Deutschland unter digitalem Dauerbeschuss
Die Bedrohung aus dem Netz ist längst keine Science-Fiction mehr – sondern Alltag. Laut dem aktuellen Lagebild Cybercrime sind die Angriffe auf Deutschland nicht nur zahlreich, sondern auch gefährlich wie nie. Mit über 330.000 bekannten Fällen im Jahr 2024 hat die Cyberkriminalität in Deutschland ein alarmierendes Niveau erreicht – Tendenz: steigend.
Innenminister Alexander Dobrindt schlägt Alarm. Besonders brisant: Immer mehr Angriffe kommen aus dem Ausland– und oft aus politisch brisanten Regionen wie Russland. Gleichzeitig verschwimmen die Grenzen zwischen Cyberdiebstahl und digitaler Sabotage. Das macht die Täter nicht nur schwer greifbar – sondern ihre Motive auch unkalkulierbar.
178 Milliarden Euro Schaden – und das ist nur die Spitze des Eisbergs
178,6 Milliarden Euro – so hoch ist der geschätzte Schaden durch Cyberangriffe im Jahr 2024. Ein Plus von 30 Milliarden im Vergleich zum Vorjahr. Täglich werden Unternehmen erpresst, Verwaltungen lahmgelegt, Kontodaten abgegriffen oder sensible Informationen verschlüsselt – oft mit Ransomware, der gefährlichsten aller Cyberwaffen.
Hinzu kommen DDoS-Attacken, die gezielt Netzwerke überlasten – und laut Behörden verstärkt aus Russland stammen. Auch politische Angriffe im Zusammenhang mit dem Nahostkonflikt wurden festgestellt.
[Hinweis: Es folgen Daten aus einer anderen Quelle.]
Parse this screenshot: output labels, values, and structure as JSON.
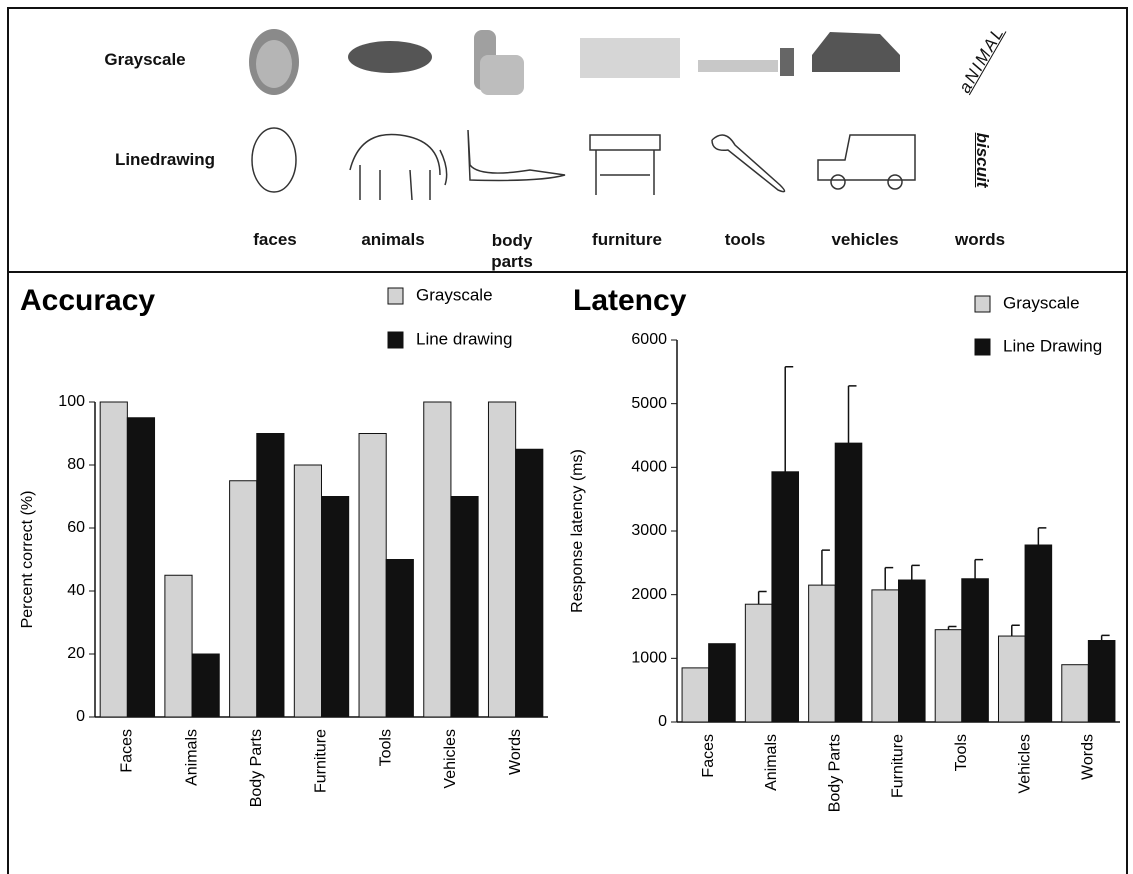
{
  "header": {
    "row_labels": [
      "Grayscale",
      "Linedrawing"
    ],
    "categories": [
      "faces",
      "animals",
      "body parts",
      "furniture",
      "tools",
      "vehicles",
      "words"
    ],
    "word_stimuli": [
      "aNIMAL",
      "biscuit"
    ]
  },
  "chart_data": [
    {
      "type": "bar",
      "title": "Accuracy",
      "ylabel": "Percent correct (%)",
      "categories": [
        "Faces",
        "Animals",
        "Body Parts",
        "Furniture",
        "Tools",
        "Vehicles",
        "Words"
      ],
      "series": [
        {
          "name": "Grayscale",
          "color": "#d3d3d3",
          "values": [
            100,
            45,
            75,
            80,
            90,
            100,
            100
          ]
        },
        {
          "name": "Line drawing",
          "color": "#111111",
          "values": [
            95,
            20,
            90,
            70,
            50,
            70,
            85
          ]
        }
      ],
      "ylim": [
        0,
        100
      ],
      "yticks": [
        0,
        20,
        40,
        60,
        80,
        100
      ],
      "legend": "top right"
    },
    {
      "type": "bar",
      "title": "Latency",
      "ylabel": "Response latency (ms)",
      "categories": [
        "Faces",
        "Animals",
        "Body Parts",
        "Furniture",
        "Tools",
        "Vehicles",
        "Words"
      ],
      "series": [
        {
          "name": "Grayscale",
          "color": "#d3d3d3",
          "values": [
            850,
            1850,
            2150,
            2075,
            1450,
            1350,
            900
          ],
          "errors": [
            null,
            200,
            550,
            350,
            50,
            170,
            null
          ]
        },
        {
          "name": "Line Drawing",
          "color": "#111111",
          "values": [
            1230,
            3930,
            4380,
            2230,
            2250,
            2780,
            1280
          ],
          "errors": [
            null,
            1650,
            900,
            230,
            300,
            270,
            80
          ]
        }
      ],
      "ylim": [
        0,
        6000
      ],
      "yticks": [
        0,
        1000,
        2000,
        3000,
        4000,
        5000,
        6000
      ],
      "legend": "top right"
    }
  ]
}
Selbst Messenger-Dienste wie Telegram werden mittlerweile zur Plattform für den digitalen Untergrund: Dort floriert das Geschäft mit „Cybercrime-as-a-Service“ – also Hacken auf Bestellung.
Polizei macht Fortschritte – aber Täter sitzen oft im Ausland
Erfolge gibt es auch: So konnte das BKA etwa illegale Online-Marktplätze für Waffen abschalten. Doch die Statistik zeigt: Nur 32 Prozent der Fälle werden aufgeklärt. Zum Vergleich: Bei herkömmlichen Straftaten liegt die Quote bei 58 Prozent. Warum? Weil die Angreifer meist außerhalb deutscher Strafverfolgung agieren – anonym, verschlüsselt und schnell.
BKA-Chef Holger Münch warnt deshalb vor einer steigenden Dunkelziffer. Die tatsächliche Anzahl der Angriffe dürfte weit höher liegen als das, was Behörden erfassen können. Und: Künstliche Intelligenz macht es Tätern heute noch leichter, ihre Opfer zu täuschen – etwa mit täuschend echten Phishing-Mails.
Der Staat schlägt zurück – mit Technik und neuen Gesetzen
Innenminister Dobrindt kündigt jetzt eine große Aufrüstung im digitalen Abwehrkampf an. Mehr Kompetenzen für Polizei und Sicherheitsbehörden, bessere Technik, Einsatz von KI auf Seiten der Ermittler und schärfere Sicherheitsstandards für Behörden sollen helfen, die Flut an Angriffen einzudämmen.
Doch all das hat seinen Preis – nicht nur finanziell. Auch Freiheitsrechte könnten eingeschränkt werden, wenn der Staat zu weit geht. Dobrindt fordert bereits neue gesetzliche Befugnisse – ein heißes Eisen in der politischen Debatte.
Nicht nur „aufrüsten“, sondern auch „umdenken“!
Natürlich muss der Staat gegen Cyberangriffe aufrüsten. Aber der Reflex, bei jeder Bedrohung mehr Überwachung zu fordern, greift zu kurz. Cybersicherheit ist nicht nur ein Problem der Polizei – sondern ein gesellschaftlicher Auftrag.
Wo bleiben verpflichtende Sicherheitsstandards für Unternehmen? Warum werden nicht auch Konzerne in die Pflicht genommen, ihre Systeme zu härten, statt nur auf den Staat zu zeigen?
Deutschland braucht keine digitale Festung, sondern ein intelligentes Abwehrsystem – mit Transparenz, technischer Bildung und konsequenter internationaler Strafverfolgung. Alles andere ist digitale Augenwischerei.